Gisaengçung veya Türkçe adıyla Parazit, bir tarafın %100 kötü olduğu klasik zengin-fakir filmlerinden değil.
Film, internetin bir ihtiyaç haline geldiğini vurgulayarak başlıyor. Ki ailesi o kadar fakir ki faturalarını bile ödeyemiyor. Bodrumda yaşıyorlar üstelik. Türkiye'de bodrum katta ya öğrenciler ya mülteciler yaşar. Bir ailenin bodrum katta yaşaması sefaleti ortaya koyuyor.
Ki Woo'nun arkadaşı Min, ona bir iş teklifi götürünce ailenin hayatı değişiyor. Ki Woo, zengin aileden işi kapıyor ve Da Hye'nin İngilizce öğretmeni oluyor. Bu sırada oğlum dahi sendromuna yakalanan anneyi bir şekilde kandırıyor.
Yalan rüzgarıyla önce babayı şoför olarak, sonra anneyi hizmetçi olarak aynı evde işe başlatıyorlar. Burada bir yerde Kore'deki üniversite mezunu işsizlerden söz ediliyor. Demek ki bu durumda Kore, Türkiye ile aynı kaderi paylaşıyor.
Ailenin reisi veya başka bir deyişle yeni şoför Ki Taek'in ev sahipleriyle konuşurken kafasını yoldan çevirip onların yüzüne bakması da dikkatimi çekti.
En beğendiğim bölüm sel bölümü oldu. 23 Haziran 2020'de Esenyurt'ta bir kişinin öldüğü sel felaketi geldi aklıma. Yani daha kadar sel yüzünden insanların öldüğü bir kentte yaşıyorsanız empati kurmanız kolay olacaktır. Bu sahnelerdeki göndermeler de çok yerindeydi. Sonunda spor salonunda uyanmaları ve babanın diyaloğu beni bitirdi.

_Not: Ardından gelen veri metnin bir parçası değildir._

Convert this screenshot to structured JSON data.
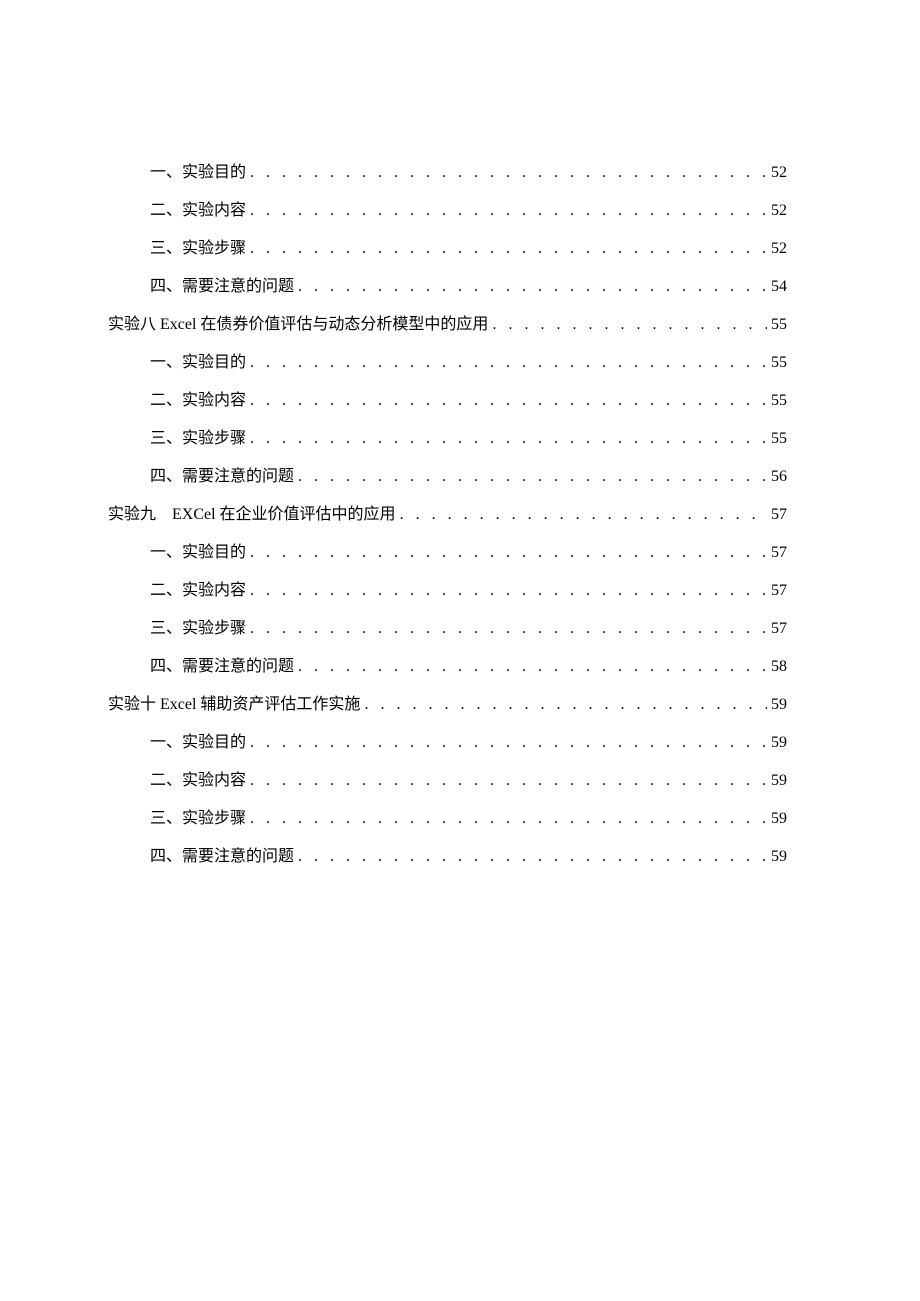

Zengin ailenin kampa gittiği sırada zengin gibi yaşamaya karar veren fakir ailenin başı eski hizmetçi Moon Gwang'ın evi ziyaret etmesiyle baltalanıyor. Moon Gwang, sığınaktaki kocasına yemek yedirmek için gelmiştir aslında. Filmin bu bölümünde Koreliler'in Kuzey Kore korkusunu hissedebiliyorsunuz. Neyse ki bizim uğruna sığınaklar inşa edeceğimiz bir düşmanımız yok.
Fakirin fakirle çetin mücadelesinin fakirin zenginle olan mücadelesinin önüne geçtiği fikrini verdiği için filmin yapımcılarını ne kadar kutlasam az. Çünkü ezilen ezileni daha çok ezer. Ezilenlerin dayanışmaşı ütopik bir hayaldir. Belki bir gün gerçek olur ama o gün bugün değil.
Sonunda kanlı bir mücadele olur ve her şey değişir. Moon Gwang'ın kocası Geun Se partide dehşet saçar. Bunun sonu üç ölü olur. Biri Geun Se'nin kendisi, biri Jessica veya gerçek adıyla Ki Jung, diğeri ise zengin baba Dong Ik'tir. Ki Woo da yaralanmıştır ancak gözlerini hastanede açar.
Bundan önce şartlı tahliye ile hukuk, avukat ve doktor ile de liyakat eleştirisi yapıldığını düşünüyorum. Medya da nasibini almış bu eleştirilerden.
Mors alfabesi ile mesajlaşma ve Ki Woo'nun kod kırıcılığı bir yanda dursun, sondaki zengin olma hayali çok fenaydı. Kapitalizmin bu kadar vahşi olduğu diyarlarda sınıf atlamak çok zordur çünkü buralarda ekonomik sınıflar bir çeşit kasttır.
Ki Woo ile Da Hye arasındaki aşka da parantez açmak istiyorum. Kız gözüme çocuk gibi geldiği için öpüşme sahnelerini gayri ahlaki bulmuştum ancak karakteri canlandıran Ji-so Jung 1999 doğumluymuş. Yine de hem arkadaşının sevdiği olduğu için hem de hoca-öğrenci ilişkisini aştığı için Ki Woo'nun yaptığı ırz düşmanlığıdır.
Babanın, evin yeni sahipleri olan İsviçreli çifti Alman olarak tanıtması ve "Sosis ve biradan başka şeyler de yiyorlarmış." serzenişi bana bizim her çekik gözlüyü Japon olarak yorumlamamıza nazire gibi geldi.
Her anlamda muhteşem bir filmdi. Ancak buradan "Kore böyle lanet bir yerdir." bir önermesi çıkmaması lazım. Sonuçta bu bir belgesel değil; bir filmdir. Her film kendi gerçekliğini yaratır.